Nor was Logotheti above using any art that could please her. His instinct about women, finding no scruples in the way, had led him into present favour by the shortest road. It is one thing to say brutally that all women like flattery; it is quite another to foresee just what form of flattery they will like. People who do not know professional artistic life from the inner side are much too ready to cry out that first-class professionals will swallow any amount of undiscriminating praise. The ability to judge their own work is one of the gifts which place them above the second class.

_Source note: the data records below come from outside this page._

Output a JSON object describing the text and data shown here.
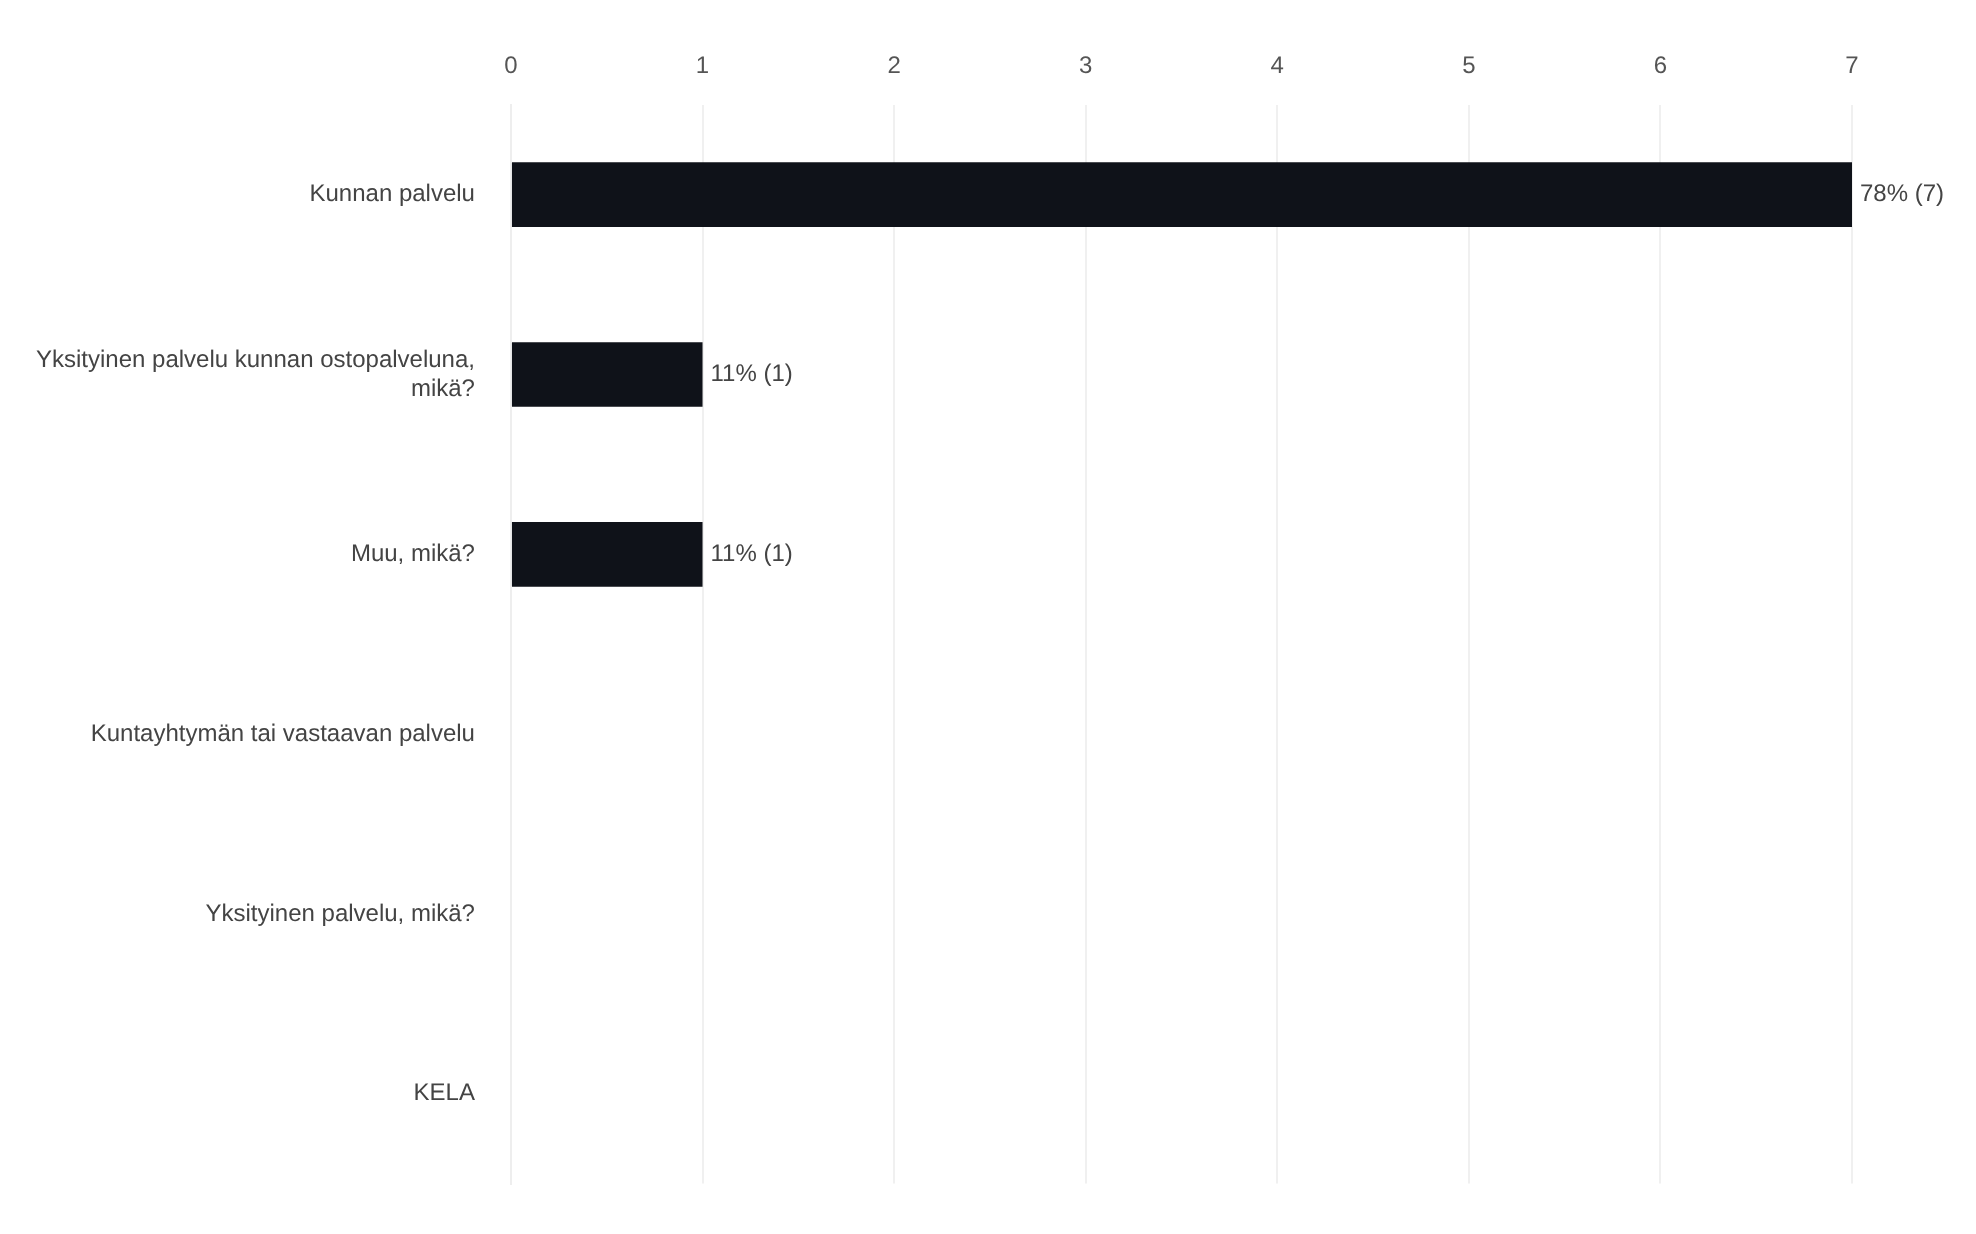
{
  "chart_data": {
    "type": "bar",
    "orientation": "horizontal",
    "categories": [
      "Kunnan palvelu",
      "Yksityinen palvelu kunnan ostopalveluna, mikä?",
      "Muu, mikä?",
      "Kuntayhtymän tai vastaavan palvelu",
      "Yksityinen palvelu, mikä?",
      "KELA"
    ],
    "values": [
      7,
      1,
      1,
      0,
      0,
      0
    ],
    "value_labels": [
      "78% (7)",
      "11% (1)",
      "11% (1)",
      null,
      null,
      null
    ],
    "color": "#0f1219",
    "xlim": [
      0,
      7
    ],
    "xticks": [
      0,
      1,
      2,
      3,
      4,
      5,
      6,
      7
    ],
    "grid": "x",
    "legend": false
  }
}
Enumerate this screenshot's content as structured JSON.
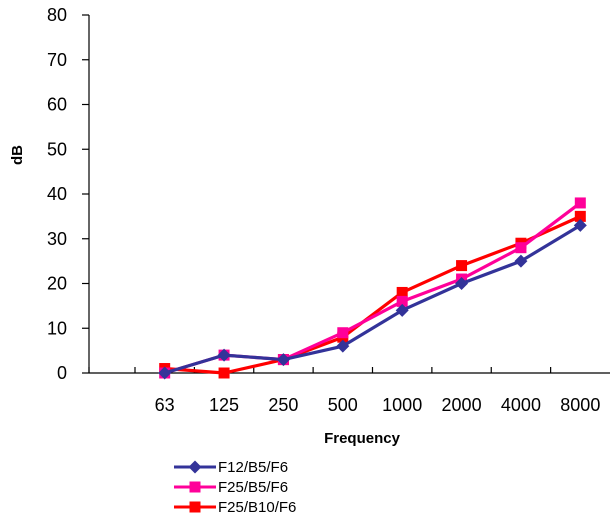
{
  "chart_data": {
    "type": "line",
    "title": "",
    "xlabel": "Frequency",
    "ylabel": "dB",
    "categories": [
      "63",
      "125",
      "250",
      "500",
      "1000",
      "2000",
      "4000",
      "8000"
    ],
    "ylim": [
      0,
      80
    ],
    "yticks": [
      0,
      10,
      20,
      30,
      40,
      50,
      60,
      70,
      80
    ],
    "grid": false,
    "legend_position": "bottom-center",
    "series": [
      {
        "name": "F12/B5/F6",
        "color": "#333399",
        "marker": "diamond",
        "values": [
          0,
          4,
          3,
          6,
          14,
          20,
          25,
          33
        ]
      },
      {
        "name": "F25/B5/F6",
        "color": "#ff0099",
        "marker": "square",
        "values": [
          0,
          4,
          3,
          9,
          16,
          21,
          28,
          38
        ]
      },
      {
        "name": "F25/B10/F6",
        "color": "#ff0000",
        "marker": "square",
        "values": [
          1,
          0,
          3,
          8,
          18,
          24,
          29,
          35
        ]
      }
    ]
  }
}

'I said what I thought,' observed Logotheti with a sudden air of conscientious reserve. 'For once in our acquaintance, I was not thinking of pleasing you. And then I was afraid that I had displeased you, as I so often have.'
The last words were spoken with a regret that was real.
'I have forgiven you,' said Margaret quietly; 'with conditions!' she added, as an afterthought, and smiling.
'Oh, I know—I'll never do it again.'
'That's what a runaway horse seems to say when he walks quietly home, with his head down and his ears limp, after nearly breaking one's neck!'
'I was a born runaway,' said Logotheti meekly, 'but you have cured me.'
In the pause that followed this speech, Mr. Feist leaned forward and spoke to Margaret across the table.
'I think we have a mutual friend, Madame,' he said.
'Indeed?' Margaret spoke coolly; she did not like to be called
'Madame' by people who spoke English.